Jack Mostow is a Research Professor at Carnegie Mellon University in Robotics, Machine Learning, Language Technologies, and Human-Computer Interaction, and serves on the Steering Committee for CMU's doctoral Program in Interdisciplinary Educational Research. In 1992 he founded Project LISTEN to develop an automated Reading Tutor that listens to children read aloud. Project LISTEN won the Outstanding Paper Award at the Twelfth National Conference on Artificial Intelligence in August 1994, a United States patent in 1998, inclusion in the National Science Foundation's "Nifty Fifty" research projects in 2000, and the Allen Newell Medal of Research Excellence in 2003.

After earning his A.B. cum laude in Applied Mathematics at Harvard and his Ph.D. in Computer Science at Carnegie Mellon, Dr. Mostow held faculty positions at Stanford, University of Southern California's Information Sciences Institute, and Rutgers. He has served as an Editor of Machine Learning Journal and of IEEE Transactions on Software Engineering, as Program Co-chair of the 1998 National Conference on Artificial Intelligence, as invited keynote speaker at the 2004 meeting of the Association for Computational Linguistics, and as Conference Chair of the 2010 International Conference on Intelligent Tutoring Systems. He is a Voting Member of the Society for the Scientific Study of Reading, at several of whose annual meetings he has presented his research. In 2010 he was elected President of the International Artificial Intelligence in Education Society.

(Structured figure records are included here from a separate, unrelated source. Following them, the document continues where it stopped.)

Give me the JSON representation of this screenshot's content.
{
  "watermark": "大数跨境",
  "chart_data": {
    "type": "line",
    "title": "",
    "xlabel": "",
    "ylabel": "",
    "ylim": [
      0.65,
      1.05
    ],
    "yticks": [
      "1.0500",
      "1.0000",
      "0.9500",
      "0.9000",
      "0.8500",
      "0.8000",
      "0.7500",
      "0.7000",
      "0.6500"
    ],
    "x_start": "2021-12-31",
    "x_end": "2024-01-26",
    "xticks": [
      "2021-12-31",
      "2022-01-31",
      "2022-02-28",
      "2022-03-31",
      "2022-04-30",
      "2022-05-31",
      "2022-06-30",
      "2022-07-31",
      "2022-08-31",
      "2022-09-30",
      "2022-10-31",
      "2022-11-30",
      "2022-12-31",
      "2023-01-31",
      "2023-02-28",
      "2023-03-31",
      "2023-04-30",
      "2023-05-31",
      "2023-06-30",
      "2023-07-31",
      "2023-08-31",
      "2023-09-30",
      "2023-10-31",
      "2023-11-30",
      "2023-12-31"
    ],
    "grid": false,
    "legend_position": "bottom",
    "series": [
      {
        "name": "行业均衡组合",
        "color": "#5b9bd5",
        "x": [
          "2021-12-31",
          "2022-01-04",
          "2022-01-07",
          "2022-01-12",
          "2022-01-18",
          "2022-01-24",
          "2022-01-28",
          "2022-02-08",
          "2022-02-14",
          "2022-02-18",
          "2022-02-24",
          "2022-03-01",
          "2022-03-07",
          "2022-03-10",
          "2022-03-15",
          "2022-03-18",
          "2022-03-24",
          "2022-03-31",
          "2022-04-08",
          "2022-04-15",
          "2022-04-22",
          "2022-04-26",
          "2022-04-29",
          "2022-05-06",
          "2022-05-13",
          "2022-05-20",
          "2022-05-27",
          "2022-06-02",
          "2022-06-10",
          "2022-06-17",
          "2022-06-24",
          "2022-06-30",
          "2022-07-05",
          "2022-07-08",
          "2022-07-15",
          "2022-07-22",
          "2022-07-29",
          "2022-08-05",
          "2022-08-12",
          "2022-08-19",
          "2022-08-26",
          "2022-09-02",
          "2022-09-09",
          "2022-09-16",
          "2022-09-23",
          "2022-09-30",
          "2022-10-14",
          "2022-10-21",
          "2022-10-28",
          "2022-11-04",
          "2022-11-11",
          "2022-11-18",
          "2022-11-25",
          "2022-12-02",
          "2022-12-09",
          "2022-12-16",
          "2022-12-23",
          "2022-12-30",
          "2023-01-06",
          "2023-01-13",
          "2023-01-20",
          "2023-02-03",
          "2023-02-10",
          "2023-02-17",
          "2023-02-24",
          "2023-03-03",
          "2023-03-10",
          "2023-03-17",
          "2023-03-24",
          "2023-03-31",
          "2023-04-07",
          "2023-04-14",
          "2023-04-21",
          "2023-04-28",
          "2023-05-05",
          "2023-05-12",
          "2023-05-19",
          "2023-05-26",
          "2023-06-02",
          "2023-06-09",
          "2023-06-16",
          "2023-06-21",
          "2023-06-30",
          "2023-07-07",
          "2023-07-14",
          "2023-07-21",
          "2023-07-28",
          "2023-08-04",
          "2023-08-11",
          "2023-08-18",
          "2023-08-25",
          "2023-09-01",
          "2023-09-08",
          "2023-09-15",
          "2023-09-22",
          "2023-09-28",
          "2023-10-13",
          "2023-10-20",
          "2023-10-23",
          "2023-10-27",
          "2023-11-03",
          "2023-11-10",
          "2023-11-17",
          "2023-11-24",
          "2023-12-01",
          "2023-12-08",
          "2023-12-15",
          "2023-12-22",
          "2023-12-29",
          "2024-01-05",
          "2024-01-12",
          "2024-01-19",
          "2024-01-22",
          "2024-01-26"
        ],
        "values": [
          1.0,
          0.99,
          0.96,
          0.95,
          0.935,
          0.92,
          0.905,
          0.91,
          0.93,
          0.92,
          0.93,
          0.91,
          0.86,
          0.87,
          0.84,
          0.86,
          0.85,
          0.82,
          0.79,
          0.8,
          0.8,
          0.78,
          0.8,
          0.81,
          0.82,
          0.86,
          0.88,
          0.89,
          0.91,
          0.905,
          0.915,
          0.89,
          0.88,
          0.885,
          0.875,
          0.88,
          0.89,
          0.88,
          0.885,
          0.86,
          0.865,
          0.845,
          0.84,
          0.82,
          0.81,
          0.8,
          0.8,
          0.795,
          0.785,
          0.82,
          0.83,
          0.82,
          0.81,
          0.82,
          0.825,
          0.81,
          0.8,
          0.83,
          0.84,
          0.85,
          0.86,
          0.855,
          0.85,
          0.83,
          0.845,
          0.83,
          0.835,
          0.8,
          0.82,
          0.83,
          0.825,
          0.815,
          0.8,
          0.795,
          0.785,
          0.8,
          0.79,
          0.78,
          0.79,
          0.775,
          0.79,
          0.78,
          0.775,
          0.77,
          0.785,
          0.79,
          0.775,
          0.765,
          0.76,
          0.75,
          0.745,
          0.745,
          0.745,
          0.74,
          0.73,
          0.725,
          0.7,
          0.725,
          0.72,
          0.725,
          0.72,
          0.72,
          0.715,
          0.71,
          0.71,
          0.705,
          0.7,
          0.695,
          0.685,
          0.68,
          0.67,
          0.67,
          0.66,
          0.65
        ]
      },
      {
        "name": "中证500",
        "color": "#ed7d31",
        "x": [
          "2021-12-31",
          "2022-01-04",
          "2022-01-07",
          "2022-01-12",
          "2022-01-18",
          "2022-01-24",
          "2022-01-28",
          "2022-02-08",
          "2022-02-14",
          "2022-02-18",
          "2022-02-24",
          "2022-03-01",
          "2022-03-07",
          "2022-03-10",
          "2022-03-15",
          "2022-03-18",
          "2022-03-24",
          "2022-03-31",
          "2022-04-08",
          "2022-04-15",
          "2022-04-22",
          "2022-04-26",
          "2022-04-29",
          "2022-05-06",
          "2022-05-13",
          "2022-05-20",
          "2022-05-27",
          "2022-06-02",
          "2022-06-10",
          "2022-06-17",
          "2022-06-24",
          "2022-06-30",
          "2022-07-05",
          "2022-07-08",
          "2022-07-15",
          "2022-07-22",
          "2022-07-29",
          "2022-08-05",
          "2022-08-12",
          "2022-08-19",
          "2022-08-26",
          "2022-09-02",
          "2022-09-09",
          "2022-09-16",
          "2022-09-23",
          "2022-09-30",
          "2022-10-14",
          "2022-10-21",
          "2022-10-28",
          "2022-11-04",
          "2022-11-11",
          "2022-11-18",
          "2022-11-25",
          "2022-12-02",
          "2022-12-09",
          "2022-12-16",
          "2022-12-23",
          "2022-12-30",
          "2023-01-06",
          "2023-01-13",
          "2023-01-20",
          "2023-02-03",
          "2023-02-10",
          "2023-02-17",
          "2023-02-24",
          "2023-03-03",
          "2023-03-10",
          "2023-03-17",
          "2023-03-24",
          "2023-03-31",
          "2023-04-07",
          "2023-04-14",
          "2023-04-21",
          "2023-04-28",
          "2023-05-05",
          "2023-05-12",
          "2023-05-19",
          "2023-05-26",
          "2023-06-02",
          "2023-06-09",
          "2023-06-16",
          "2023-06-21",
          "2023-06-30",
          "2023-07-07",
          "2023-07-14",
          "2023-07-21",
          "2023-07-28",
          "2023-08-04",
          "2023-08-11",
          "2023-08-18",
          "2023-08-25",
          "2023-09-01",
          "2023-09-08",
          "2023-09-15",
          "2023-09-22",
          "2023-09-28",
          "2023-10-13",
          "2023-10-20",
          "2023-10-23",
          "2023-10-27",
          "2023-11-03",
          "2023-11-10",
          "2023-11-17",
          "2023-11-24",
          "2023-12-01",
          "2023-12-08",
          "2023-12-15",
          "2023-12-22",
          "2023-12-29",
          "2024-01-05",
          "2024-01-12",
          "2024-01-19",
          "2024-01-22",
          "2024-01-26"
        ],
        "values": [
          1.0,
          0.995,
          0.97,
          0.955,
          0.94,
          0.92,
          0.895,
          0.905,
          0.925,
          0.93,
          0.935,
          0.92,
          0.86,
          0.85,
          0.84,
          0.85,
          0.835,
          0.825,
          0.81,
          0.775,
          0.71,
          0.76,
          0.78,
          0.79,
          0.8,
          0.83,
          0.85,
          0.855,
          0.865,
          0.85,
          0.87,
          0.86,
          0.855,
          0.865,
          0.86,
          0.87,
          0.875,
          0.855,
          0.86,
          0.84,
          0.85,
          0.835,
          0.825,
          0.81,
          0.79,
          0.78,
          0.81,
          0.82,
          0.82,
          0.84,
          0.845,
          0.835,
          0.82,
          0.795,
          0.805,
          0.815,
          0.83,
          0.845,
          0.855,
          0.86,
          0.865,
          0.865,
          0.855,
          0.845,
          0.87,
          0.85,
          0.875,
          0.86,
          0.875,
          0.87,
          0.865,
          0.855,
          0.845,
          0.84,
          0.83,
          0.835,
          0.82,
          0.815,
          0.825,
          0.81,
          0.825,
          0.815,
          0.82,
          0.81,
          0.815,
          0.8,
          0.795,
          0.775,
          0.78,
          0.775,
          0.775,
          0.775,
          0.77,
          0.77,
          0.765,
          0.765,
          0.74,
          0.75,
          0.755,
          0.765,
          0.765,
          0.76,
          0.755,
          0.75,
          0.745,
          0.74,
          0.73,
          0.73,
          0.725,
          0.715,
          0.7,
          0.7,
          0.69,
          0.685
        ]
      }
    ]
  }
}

Dr. Vasile Rus, Department of Computer Science, University of Memphis


Dr. Vasile Rus is an Associate Professor of Computer Science with a joint appointment in the Institute for Intelligent Systems. His primary research area is natural language processing with an emphasis on knowledge representations for deep understanding of human languages. Dr. Rus' ongoing projects span topics such as automated question generation (funded by NSF), semantic similarity (funded by NSF and IES), intelligent tutoring systems with natural language interaction (funded by IES), and mining large software repositories (funded by The University of Memphis' STEP program). Among other accomplishments, Dr. Rus has been recently named a Systems Testing Research Fellow of the Fedex Institute of Technology, appointed Associate Editor for the International Journal of Artificial Intelligence Tools, and served as Area Chair for the 49th Annual Meeting of the Association for Computational Linguistics, the leading conference on natural language processing/computational linguistics research.